Langdon wants to know whether the Grail is really at Rosslyn, and
Marie reads him the verse again. She says she doesn't know whether
or not it is, and she says the secret is not necessarily meant to
be revealed. One day, she says, the meaning of the verse will dawn on
Langdon, and he will then have to keep the secret. In the meantime,
the Priory is ready to appoint new brothers to the brotherhood and
start guarding the secret anew. She goes back inside and Sophie comes
out. Sophie and Langdon go to walk in the fields. They kiss and
agree to meet in Florence in a month.
Summary: Epilogue
Back in Paris, Langdon realizes the meaning of Saunière's
poem. He runs to the Louvre, where a giant inverted pyramid hovers
over another, smaller pyramid built into the floor of the museum.

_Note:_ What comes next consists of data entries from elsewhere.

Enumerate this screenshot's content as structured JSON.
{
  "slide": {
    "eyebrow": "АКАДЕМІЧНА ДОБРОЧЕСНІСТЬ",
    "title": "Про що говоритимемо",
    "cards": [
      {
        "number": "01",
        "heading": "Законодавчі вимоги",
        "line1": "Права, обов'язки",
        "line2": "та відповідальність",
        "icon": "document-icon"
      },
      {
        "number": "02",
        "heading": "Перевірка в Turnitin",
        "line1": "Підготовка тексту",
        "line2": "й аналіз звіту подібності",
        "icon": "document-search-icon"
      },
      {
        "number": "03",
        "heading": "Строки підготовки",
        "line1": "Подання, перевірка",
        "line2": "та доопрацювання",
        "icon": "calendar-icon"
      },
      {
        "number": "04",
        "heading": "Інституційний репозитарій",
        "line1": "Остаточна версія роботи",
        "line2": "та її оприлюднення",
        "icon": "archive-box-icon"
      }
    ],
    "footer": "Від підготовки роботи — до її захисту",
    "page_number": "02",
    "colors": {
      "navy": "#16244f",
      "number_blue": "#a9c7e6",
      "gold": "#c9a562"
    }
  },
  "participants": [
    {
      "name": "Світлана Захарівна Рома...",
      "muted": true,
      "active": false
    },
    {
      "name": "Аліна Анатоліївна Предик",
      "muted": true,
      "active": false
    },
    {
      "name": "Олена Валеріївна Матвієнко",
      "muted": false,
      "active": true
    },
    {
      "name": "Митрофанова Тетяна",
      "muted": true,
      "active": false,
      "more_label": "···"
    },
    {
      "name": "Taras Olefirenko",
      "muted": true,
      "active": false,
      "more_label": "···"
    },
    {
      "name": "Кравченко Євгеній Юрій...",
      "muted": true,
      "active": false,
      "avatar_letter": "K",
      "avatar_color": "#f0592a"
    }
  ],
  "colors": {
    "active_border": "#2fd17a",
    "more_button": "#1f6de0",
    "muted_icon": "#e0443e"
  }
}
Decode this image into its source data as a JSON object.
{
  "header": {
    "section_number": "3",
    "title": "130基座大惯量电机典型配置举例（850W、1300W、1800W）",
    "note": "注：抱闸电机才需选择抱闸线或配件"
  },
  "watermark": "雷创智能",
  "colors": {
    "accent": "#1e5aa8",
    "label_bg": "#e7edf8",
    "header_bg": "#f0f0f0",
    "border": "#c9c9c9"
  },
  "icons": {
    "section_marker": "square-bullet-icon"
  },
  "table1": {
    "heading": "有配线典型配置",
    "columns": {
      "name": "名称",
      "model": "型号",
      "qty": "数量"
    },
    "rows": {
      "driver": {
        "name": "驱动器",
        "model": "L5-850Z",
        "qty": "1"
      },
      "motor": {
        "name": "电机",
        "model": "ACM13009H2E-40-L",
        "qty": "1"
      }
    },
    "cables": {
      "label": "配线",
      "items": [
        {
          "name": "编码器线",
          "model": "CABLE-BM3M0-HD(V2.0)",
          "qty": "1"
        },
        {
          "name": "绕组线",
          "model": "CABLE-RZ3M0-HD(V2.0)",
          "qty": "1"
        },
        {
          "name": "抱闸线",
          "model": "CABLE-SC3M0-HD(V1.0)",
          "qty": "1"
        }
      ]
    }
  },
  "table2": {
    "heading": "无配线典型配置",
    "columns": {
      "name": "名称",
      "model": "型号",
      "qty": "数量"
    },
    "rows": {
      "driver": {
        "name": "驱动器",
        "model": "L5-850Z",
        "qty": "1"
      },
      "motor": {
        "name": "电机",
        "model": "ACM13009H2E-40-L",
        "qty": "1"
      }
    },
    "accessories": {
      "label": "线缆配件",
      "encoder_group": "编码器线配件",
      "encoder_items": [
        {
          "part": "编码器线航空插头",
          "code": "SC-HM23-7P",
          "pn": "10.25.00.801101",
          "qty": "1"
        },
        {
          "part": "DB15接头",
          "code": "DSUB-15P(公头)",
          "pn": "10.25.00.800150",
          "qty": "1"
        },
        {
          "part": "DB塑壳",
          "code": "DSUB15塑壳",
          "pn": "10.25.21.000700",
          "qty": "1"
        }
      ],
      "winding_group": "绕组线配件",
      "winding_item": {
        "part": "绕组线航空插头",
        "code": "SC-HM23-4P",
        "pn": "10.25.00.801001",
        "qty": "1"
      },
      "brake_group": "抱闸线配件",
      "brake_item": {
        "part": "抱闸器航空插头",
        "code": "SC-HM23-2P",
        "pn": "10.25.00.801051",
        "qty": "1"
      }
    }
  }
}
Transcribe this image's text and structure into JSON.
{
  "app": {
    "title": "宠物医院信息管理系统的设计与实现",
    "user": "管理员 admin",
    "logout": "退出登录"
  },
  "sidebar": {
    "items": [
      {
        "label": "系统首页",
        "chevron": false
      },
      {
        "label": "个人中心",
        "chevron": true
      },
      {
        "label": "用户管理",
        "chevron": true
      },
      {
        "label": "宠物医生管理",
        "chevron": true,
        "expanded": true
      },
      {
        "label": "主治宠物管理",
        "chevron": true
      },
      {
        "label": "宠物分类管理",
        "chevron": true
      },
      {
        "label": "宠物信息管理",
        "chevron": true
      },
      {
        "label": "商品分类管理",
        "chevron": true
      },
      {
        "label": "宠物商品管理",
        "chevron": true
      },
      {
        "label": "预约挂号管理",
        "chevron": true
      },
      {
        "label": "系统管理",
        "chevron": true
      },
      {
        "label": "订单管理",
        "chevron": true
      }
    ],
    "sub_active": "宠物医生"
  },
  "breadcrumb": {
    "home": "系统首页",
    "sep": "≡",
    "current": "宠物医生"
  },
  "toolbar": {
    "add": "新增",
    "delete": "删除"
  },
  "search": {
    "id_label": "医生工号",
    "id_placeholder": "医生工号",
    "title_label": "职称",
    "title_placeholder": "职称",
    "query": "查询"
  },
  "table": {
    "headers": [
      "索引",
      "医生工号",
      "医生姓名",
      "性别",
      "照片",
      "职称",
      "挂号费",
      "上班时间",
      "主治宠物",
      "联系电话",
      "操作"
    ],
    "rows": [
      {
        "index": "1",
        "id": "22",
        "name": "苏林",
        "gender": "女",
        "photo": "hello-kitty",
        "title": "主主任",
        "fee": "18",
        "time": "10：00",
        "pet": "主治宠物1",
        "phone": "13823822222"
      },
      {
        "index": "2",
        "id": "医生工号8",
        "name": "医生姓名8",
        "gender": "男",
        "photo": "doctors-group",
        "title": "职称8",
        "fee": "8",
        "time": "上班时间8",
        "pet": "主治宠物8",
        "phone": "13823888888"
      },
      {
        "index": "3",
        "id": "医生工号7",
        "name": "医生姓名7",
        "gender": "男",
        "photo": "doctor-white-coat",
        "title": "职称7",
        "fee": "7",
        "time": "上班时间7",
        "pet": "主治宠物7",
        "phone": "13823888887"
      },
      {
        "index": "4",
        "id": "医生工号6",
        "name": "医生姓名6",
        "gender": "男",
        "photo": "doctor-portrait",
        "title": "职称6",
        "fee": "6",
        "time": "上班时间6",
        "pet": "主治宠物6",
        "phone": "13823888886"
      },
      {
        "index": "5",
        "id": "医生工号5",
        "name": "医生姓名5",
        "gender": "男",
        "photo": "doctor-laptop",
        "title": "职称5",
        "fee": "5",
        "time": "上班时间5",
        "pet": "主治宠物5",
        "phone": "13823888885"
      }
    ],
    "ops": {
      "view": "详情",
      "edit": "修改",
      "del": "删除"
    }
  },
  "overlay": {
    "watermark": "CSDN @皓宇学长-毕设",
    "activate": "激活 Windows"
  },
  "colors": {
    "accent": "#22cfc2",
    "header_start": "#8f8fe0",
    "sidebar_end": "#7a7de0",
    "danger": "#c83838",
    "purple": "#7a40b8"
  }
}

He realizes that these two pyramids represent the Chalice and the Blade,
the ancient symbols of female and male mentioned in the lines of
the poem. In his manuscript, he had described the smaller pyramid
as similar to the tip of an underground vault. He now realizes that
his speculation was actually the truth, and that is why Saunière
must have told Sophie to find him. He falls to his knees in front
of the smaller pyramid.
Analysis
Even Opus Dei, which has had a totally negative image
throughout the novel, is redeemed when Silas experiences a feeling
of purity and knowledge of mercy. Now that it's clear that the Teacher,
and not Bishop Aringarosa, told Silas to kill, Opus Dei has shed
some of its taint of blood.
The fundamental goodness of the Bishop and Fache, like
Silas's experience praying before death in the Garden, portrays
religious people in a good light. Though the Church has come in
for quite a beating in the rest of the novel, in the end, Brown
makes it clear that some aspects of religion are positive, and some
religious people are good people.
The bucolic setting of the chapter set at Rosslyn Chapel,
when contrasted with the darkness of the novels' other settings,
echoes our satisfaction at emerging from the darkness of confusion
into the light of understanding. For hours now, Sophie and Langdon
have been in dark places: the Louvre in the middle of the night,
cars racing through darkened parks and fields, a bank after hours,
Teabing's chateau at three o'clock in the morning., and the forbidding
Temple Church. Rosslyn Chapel, with its springtime feeling and country setting,
parallels Sophie's happy discovery that some of her family is, after
all, alive.
Unlike Teabing, who let the quest for the Grail take over
his life and drive him to murder, Sophie never expressed a need
to see the Grail. She was more concerned with the desire to see
her family again than with the specific location of the documents
and sarcophagus. Marie Chauvel had been able to live close to the
secret of the Grailin the form of her husbandfor years, without
having to see it for herself. Langdon has always stood in contrast
to those in the story who are obsessed with the location of the
Grail, but in these final chapters, he shows that he is not immune
to the mystery and charm of the Grail. When he finally finds the
place where the Grail must be hidden, he falls to his knees in worship.
It is a striking departure from the sort of professorial interest
he shows in the rest of the novel. In the presence of the Grail,
Robert Langdon seems to have discovered the value of faith.